Para os adolescentes, seres sociais por natureza (para quem o grupo tem uma importância enorme), os impactos da ausência da rua e do excesso da escola em suas casas estão sendo, talvez, inimagináveis para nós adultos. Façamos uma tentativa de empatizar com o que sentem esses sujeitos sem os corredores, a fila da cantina, o sorriso dos docentes e a troca entre seus pares vividas no universo escolar. Imaginemos o que significa para eles estar confinado com seus pais forçadamente – num momento da vida de busca por liberdade e exercício de autonomia. O conhecimento não cessou. Aulas síncronas e assíncronas, assemblies, trabalhos em grupo… Tudo seguiu, mas com cada um em seu quadrado e não mais juntos e misturados. Esse cenário distópico lhes trouxe tédio, além de ansiedade e sofrimento psíquico frente à falta de resposta para muitas de suas dúvidas.

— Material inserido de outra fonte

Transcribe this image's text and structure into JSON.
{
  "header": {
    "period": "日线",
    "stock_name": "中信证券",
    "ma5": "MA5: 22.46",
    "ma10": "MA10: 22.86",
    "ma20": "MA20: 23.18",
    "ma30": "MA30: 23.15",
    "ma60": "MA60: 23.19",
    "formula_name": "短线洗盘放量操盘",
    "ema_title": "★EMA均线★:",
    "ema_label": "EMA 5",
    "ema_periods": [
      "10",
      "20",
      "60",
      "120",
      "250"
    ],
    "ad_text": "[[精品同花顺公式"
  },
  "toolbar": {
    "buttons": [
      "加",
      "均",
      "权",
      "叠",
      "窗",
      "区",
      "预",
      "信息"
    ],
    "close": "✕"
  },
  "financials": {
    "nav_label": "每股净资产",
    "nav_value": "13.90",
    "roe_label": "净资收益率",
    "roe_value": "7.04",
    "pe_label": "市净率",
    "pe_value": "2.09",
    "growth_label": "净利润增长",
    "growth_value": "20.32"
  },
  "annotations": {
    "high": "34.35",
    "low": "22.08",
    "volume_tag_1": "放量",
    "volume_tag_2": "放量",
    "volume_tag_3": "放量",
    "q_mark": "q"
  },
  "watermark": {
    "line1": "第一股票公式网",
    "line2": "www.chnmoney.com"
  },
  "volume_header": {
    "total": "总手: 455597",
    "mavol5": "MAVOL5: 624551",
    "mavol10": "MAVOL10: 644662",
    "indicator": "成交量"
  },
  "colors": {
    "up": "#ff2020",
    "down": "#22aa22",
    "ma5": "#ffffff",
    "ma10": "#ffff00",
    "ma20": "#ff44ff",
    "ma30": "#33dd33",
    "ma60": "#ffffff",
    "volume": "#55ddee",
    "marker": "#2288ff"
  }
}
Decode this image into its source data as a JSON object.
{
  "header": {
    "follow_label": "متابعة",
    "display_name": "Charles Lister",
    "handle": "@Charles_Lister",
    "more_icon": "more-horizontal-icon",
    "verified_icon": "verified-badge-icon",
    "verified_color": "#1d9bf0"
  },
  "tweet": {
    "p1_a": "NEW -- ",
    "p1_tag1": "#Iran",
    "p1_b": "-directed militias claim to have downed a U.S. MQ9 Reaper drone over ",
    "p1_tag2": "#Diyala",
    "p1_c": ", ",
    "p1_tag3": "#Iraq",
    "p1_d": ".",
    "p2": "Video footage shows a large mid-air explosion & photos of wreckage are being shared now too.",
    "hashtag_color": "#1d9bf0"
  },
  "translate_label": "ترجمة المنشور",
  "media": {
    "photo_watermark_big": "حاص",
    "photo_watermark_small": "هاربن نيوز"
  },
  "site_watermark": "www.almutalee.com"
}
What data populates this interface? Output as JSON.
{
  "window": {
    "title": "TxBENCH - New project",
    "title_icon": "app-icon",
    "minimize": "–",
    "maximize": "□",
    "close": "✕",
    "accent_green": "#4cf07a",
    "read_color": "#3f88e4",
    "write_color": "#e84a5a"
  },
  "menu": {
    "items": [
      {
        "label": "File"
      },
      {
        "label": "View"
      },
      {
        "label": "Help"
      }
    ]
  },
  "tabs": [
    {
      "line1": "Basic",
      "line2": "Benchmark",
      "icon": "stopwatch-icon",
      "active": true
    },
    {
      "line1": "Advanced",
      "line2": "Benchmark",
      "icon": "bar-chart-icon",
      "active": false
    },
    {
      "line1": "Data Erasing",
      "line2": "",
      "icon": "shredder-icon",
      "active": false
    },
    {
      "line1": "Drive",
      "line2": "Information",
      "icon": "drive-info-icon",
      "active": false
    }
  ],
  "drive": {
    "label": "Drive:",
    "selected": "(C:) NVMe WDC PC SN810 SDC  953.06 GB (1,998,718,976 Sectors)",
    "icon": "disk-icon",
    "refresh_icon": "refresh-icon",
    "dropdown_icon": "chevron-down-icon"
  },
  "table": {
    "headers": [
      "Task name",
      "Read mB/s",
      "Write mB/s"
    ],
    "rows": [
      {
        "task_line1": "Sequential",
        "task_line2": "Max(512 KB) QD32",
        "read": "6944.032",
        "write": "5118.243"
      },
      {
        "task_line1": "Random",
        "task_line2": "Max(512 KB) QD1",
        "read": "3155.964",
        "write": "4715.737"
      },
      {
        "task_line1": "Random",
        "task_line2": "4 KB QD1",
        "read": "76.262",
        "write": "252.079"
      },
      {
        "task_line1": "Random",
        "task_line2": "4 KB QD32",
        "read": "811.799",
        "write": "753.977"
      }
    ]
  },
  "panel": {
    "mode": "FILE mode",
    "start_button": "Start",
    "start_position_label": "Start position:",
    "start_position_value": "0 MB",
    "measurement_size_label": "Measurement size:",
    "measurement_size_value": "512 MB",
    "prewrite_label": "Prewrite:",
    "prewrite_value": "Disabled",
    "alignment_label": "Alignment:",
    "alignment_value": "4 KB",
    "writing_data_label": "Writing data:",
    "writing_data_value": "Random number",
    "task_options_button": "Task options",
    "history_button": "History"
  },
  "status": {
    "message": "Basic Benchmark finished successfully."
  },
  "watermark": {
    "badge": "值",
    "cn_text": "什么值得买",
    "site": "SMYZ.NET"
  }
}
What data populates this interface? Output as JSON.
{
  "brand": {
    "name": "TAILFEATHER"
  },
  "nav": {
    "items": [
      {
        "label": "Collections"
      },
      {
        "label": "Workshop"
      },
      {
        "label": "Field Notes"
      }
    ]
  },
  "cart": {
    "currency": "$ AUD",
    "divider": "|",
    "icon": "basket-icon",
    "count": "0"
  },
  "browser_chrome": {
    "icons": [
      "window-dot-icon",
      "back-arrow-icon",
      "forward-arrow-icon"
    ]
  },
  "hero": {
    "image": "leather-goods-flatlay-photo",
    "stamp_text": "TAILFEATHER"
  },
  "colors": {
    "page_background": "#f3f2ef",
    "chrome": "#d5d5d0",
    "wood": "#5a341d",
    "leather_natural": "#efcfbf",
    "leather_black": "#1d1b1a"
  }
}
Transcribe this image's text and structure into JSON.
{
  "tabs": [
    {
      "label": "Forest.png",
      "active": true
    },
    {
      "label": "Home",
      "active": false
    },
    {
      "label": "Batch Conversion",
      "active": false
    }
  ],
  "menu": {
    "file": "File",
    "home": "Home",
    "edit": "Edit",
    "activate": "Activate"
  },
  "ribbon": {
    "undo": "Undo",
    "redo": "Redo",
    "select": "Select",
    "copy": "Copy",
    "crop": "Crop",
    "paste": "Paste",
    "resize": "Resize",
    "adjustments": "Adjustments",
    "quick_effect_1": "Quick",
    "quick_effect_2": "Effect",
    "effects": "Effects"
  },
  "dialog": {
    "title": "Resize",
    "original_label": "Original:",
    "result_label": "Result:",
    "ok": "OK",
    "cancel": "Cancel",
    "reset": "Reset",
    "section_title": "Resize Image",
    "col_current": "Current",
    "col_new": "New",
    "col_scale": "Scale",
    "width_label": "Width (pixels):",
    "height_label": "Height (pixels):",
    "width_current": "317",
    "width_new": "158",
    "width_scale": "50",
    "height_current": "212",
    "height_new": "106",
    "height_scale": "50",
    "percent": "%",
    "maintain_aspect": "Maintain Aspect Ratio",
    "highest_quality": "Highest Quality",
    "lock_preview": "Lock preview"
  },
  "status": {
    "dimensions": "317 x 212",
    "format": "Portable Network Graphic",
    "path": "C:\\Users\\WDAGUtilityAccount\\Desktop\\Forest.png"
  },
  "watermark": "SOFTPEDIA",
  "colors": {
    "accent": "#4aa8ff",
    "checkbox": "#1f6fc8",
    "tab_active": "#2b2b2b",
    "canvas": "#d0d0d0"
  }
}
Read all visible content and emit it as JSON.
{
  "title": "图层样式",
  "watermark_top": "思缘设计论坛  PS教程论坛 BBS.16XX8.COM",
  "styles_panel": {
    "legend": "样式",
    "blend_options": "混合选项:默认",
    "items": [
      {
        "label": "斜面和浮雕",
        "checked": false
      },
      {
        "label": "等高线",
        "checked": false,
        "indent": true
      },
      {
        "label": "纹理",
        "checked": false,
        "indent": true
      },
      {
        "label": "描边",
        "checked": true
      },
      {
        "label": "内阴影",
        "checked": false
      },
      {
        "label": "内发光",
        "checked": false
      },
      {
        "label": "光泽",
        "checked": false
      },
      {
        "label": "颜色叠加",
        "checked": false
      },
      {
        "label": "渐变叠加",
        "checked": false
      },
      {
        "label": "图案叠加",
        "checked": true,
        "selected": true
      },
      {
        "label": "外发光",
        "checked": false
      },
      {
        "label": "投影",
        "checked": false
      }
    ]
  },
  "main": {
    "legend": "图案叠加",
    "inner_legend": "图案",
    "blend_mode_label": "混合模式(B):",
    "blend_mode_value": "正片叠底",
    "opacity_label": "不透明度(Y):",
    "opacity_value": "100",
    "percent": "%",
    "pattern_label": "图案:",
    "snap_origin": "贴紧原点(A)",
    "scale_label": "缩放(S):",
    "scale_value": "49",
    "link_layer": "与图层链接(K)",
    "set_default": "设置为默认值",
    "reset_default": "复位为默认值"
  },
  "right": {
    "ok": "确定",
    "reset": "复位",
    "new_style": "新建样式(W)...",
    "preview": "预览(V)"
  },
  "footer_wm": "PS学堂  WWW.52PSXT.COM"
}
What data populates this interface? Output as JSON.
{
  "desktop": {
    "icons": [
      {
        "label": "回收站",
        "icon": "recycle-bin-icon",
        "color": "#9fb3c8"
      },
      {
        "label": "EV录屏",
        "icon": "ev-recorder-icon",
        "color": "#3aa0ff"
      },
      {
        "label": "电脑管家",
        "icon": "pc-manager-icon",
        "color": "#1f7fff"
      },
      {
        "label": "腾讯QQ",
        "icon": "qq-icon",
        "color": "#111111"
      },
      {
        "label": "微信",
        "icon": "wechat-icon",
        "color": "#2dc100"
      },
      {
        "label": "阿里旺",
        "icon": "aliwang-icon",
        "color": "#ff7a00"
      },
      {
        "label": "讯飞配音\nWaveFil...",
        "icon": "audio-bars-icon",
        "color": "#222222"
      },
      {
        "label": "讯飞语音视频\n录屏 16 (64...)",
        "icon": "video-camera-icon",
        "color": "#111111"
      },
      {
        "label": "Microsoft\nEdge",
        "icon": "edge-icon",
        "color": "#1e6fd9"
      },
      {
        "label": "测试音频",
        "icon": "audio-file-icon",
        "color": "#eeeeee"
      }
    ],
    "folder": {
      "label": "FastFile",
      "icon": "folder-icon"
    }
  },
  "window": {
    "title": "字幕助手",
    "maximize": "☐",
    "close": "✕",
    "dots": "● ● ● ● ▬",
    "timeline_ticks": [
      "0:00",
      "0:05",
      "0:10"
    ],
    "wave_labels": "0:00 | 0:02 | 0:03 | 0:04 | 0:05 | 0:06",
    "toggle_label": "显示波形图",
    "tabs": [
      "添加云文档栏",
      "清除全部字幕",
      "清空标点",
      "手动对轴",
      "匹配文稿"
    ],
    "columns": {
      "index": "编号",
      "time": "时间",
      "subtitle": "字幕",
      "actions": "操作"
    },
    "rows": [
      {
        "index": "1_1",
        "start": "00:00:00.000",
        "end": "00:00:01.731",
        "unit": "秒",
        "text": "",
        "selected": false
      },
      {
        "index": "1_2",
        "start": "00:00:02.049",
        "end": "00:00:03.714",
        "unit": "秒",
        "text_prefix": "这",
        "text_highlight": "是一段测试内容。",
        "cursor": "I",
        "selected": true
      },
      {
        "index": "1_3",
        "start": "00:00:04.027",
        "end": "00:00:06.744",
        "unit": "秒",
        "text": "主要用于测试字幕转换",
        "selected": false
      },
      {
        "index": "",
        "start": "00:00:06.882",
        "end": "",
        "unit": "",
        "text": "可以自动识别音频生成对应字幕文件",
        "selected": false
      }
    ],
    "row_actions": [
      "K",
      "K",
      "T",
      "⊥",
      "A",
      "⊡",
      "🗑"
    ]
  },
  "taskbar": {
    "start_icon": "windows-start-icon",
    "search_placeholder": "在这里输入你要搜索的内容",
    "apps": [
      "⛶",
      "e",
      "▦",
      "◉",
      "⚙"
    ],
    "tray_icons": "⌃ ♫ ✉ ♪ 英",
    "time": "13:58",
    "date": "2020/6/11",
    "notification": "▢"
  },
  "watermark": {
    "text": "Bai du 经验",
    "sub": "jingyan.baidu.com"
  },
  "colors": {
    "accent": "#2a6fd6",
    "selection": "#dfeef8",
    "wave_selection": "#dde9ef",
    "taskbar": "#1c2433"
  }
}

As câmeras desligadas com os microfones mutados são, muitas vezes, a realidade da vida em quadrados nas aulas diárias. Tínhamos a errônea ideia de que nossos jovens se adaptariam mais facilmente à vida nos quadrados pela intensidade com que usam as redes sociais e o domínio que têm da tecnologia. Doce ilusão. Eles estão carentes de contato presencial e do abraço. Anseiam o retorno à escola. No início da quarentena, falei muito sobre as famílias estarem noite e dia sob o mesmo teto, mas com o risco de estarem apartadas, ou melhor dizendo, distanciadas emocionalmente. Hoje estamos não só inseguros com o que o futuro nos reserva, mas também sobrecarregados e cansados. Perdemos nossos respiros diários, o que pode acarretar numa explosão por pequenas coisas, falta de paciência com as crianças ou num distanciamento dos jovens.

Porém, é urgente fazermos laços, oferecendo escuta e supervisionando o cotidiano, sem cobrança excessiva. Apesar da ansiedade, alterações no sono, irritabilidade e desânimo serem os sentimentos de ordem da quarentena, precisamos ficar alertas aos sinais que merecem maior cuidado e atenção. Setembro é, também, amarelo pela campanha de prevenção ao suicídio – iniciativa do Centro de Valorização da Vida, do Conselho Federal de Medicina e da Associação Brasileira de Psiquiatria. A quixotesca missão de prevenir o suicídio é, hoje, de todos nós. E, aos meus olhos, a saída mais eficiente é através da presença efetiva da escuta atenta, além do exercício do diálogo e do resgate da verdadeira conexão. Estejamos juntos e misturados com nossos jovens no setembro de 2020 mais do que nunca. A parceria família e escola segue sendo nossa prioridade.